The Philadelphia voters I’ve spoken to thus far who are not currently considering Mr. Larry Krasner – a civil rights lawyer who has made a name for himself by defending in court for decades, sometimes for free, protesters of all kinds – as the runner they’ll back in the DA’s race, have emphasized as a priority selecting a candidate whom they perceive as experienced.
As an outsider, and someone who’s seen as more oppositional to government rather than an individual willing to assimilate into it, Mr. Krasner to some voters is thought of as inexperienced, or not as experienced as a few of his competitors, namely Mr. Tariq El-Shabazz, who decades ago worked in the DA’s office and who more recently was hired as a deputy to outgoing DA Mr. Seth Williams, and Mr. Rich Negrin, who, too, decades ago worked in the DA’s office and who under the last Mayoral administration served as the City’s Managing Director.
But Mr. Krasner, no stranger to pleading his case, argues that not only does he, as a successful defense attorney with a Center City Philadelphia law practice, have “tremendous expertise” in the criminal justice system, but that the DA’s office has been going in the wrong direction for thirty-plus years and he wasn’t apart of that problem, whereas the two aforementioned candidates were.
Mr. Krasner – who on Tuesday evening sat across from me in a booth at a bar where a petition party was hosted – said of the candidates who’ve wielded power and authority in the past, that they’ve done nothing to seek meaningful change nor have they, prior to seeking to be elected District Attorney, spoken truth to power.
“My strength is that I have spoken truth to power all along,” he said.
A seemingly incomparable record of resistance and altruism accompanies Mr. Krasner on the campaign trail, though he doesn’t see his bona fides as his biggest advantage, but rather his ideas. Among those ideas is the elimination of the cash bail system, a subject that we spent a good chunk of time discussing.

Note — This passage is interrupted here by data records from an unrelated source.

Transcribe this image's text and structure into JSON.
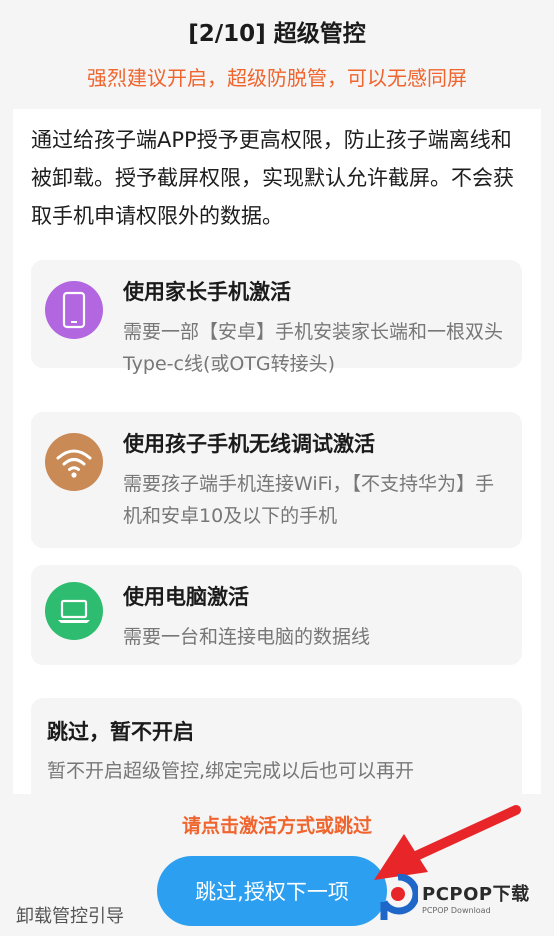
{
  "header": {
    "title": "[2/10] 超级管控",
    "subtitle": "强烈建议开启，超级防脱管，可以无感同屏"
  },
  "description": "通过给孩子端APP授予更高权限，防止孩子端离线和被卸载。授予截屏权限，实现默认允许截屏。不会获取手机申请权限外的数据。",
  "options": [
    {
      "title": "使用家长手机激活",
      "desc": "需要一部【安卓】手机安装家长端和一根双头Type-c线(或OTG转接头)",
      "icon": "smartphone-icon",
      "color": "#b266e0"
    },
    {
      "title": "使用孩子手机无线调试激活",
      "desc": "需要孩子端手机连接WiFi，【不支持华为】手机和安卓10及以下的手机",
      "icon": "wifi-icon",
      "color": "#c98a56"
    },
    {
      "title": "使用电脑激活",
      "desc": "需要一台和连接电脑的数据线",
      "icon": "laptop-icon",
      "color": "#2ebc70"
    }
  ],
  "skip": {
    "title": "跳过，暂不开启",
    "desc": "暂不开启超级管控,绑定完成以后也可以再开"
  },
  "footer": {
    "hint": "请点击激活方式或跳过",
    "next_label": "跳过,授权下一项",
    "uninstall_label": "卸载管控引导"
  },
  "watermark": {
    "brand": "PCPOP下载",
    "sub": "PCPOP Download"
  },
  "colors": {
    "accent": "#f0642e",
    "primary_button": "#2c9ff0",
    "arrow": "#e8262a"
  }
}
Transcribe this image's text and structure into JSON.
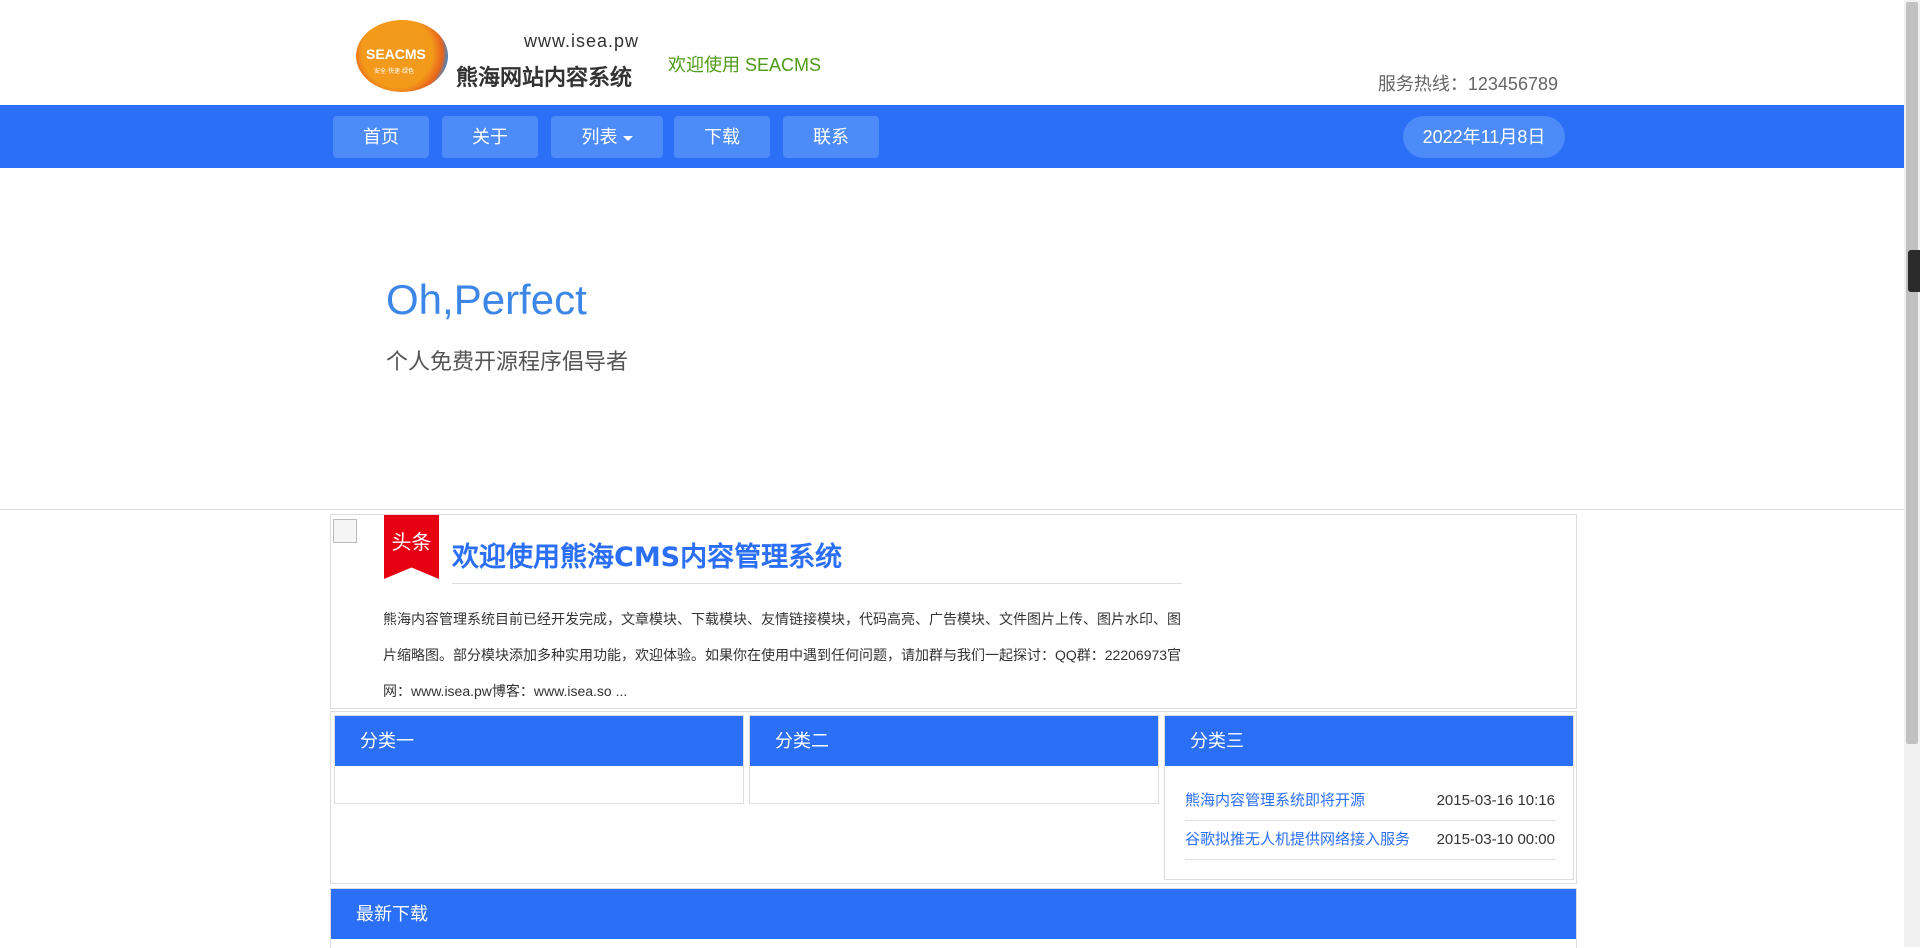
{
  "header": {
    "logo_brand": "SEACMS",
    "logo_slogan": "安全·快速·绿色",
    "logo_url": "www.isea.pw",
    "logo_name": "熊海网站内容系统",
    "welcome": "欢迎使用 SEACMS",
    "hotline": "服务热线：123456789"
  },
  "nav": {
    "items": [
      {
        "label": "首页"
      },
      {
        "label": "关于"
      },
      {
        "label": "列表"
      },
      {
        "label": "下载"
      },
      {
        "label": "联系"
      }
    ],
    "date": "2022年11月8日"
  },
  "hero": {
    "title": "Oh,Perfect",
    "subtitle": "个人免费开源程序倡导者"
  },
  "headline": {
    "badge": "头条",
    "title": "欢迎使用熊海CMS内容管理系统",
    "text": "熊海内容管理系统目前已经开发完成，文章模块、下载模块、友情链接模块，代码高亮、广告模块、文件图片上传、图片水印、图片缩略图。部分模块添加多种实用功能，欢迎体验。如果你在使用中遇到任何问题，请加群与我们一起探讨：QQ群：22206973官网：www.isea.pw博客：www.isea.so ..."
  },
  "categories": [
    {
      "title": "分类一",
      "items": []
    },
    {
      "title": "分类二",
      "items": []
    },
    {
      "title": "分类三",
      "items": [
        {
          "title": "熊海内容管理系统即将开源",
          "date": "2015-03-16 10:16"
        },
        {
          "title": "谷歌拟推无人机提供网络接入服务",
          "date": "2015-03-10 00:00"
        }
      ]
    }
  ],
  "downloads": {
    "title": "最新下载"
  },
  "colors": {
    "primary": "#2b6ff7",
    "nav_button": "#4c8bf8",
    "welcome_green": "#4d9b16",
    "hero_blue": "#3b86e6",
    "ribbon_red": "#e60012"
  }
}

“Poor people are sentenced from the moment that bail is imposed,” Mr. Krasner, who has spent three decades attending bail hearings on both the federal and state level, told me.
The 55 year-old, who worked in construction from age 13 until he went off to law school, said prosecutors have massive discretion and should use such discretion to avoid seeking cash bail for non-violent offenders and poor people. Particularly in Philadelphia, which is the poorest big city in America, poverty has a profound impact on the bail system, Mr. Krasner declared. If elected to the Office of the District Attorney, Mr. Krasner would instruct his subordinates to assume “a different position on cash bail that takes poverty into account.”
In the short term, he said, DAs can have their representative in the bail room not seeking cash bail on certain cases. Washington D.C., has a model that Mr. Krasner has studied and favors, and which NBC News said is so “thoroughly” overhauled that “only a small fraction of defendants are held in jail before trial.”
As Mr. Krasner sees it, the biggest problem at the DAs office is a Frank Rizzo-era culture that views longer jail sentences as better and diversionary programs as being weak on crime.
“They have it all wrong… and they’ve had it wrong for thirty years,” said the outspoken attorney.
Mr. Krasner, who claims to have no interest any elected office other than that which sits off Juniper Street in Center City Philadelphia, says he’s campaigning now because he’s done as much as anyone can do from the outside.
“There’s more that can be done to decarcerate the jails.”
The hurdle of identity politics – many Black voters want to see another black person succeed the disgraced Mr. Williams, the city’s first African-American District Attorney who accepted more than $100,000.00 in unreported gifts and announced he won’t seek re-election – is something Mr. Krasner, a white man, will have to overcome to be victorious. Non-white supporters of Mr. Krasner’s have emerged, and the candidate told me he expects that trend to continue.
Though Mr. Krasner – who committed to, if elected, taking a second look at the controversial and fatal police shooting of Mr. Brandon Tate-Brown but, like Mr. Negrin, stopped short of a full commitment to re-open the criminal investigation though he hasn’t completely ruled it out either – is positioning his ideas as the star of the campaign, it’s clear his record will be in play as he attempts to woo voters.
“It’s easy to talk the talk… But I’ve spent thirty years taking positions that are unpopular…I’ve walked the walk,” he said.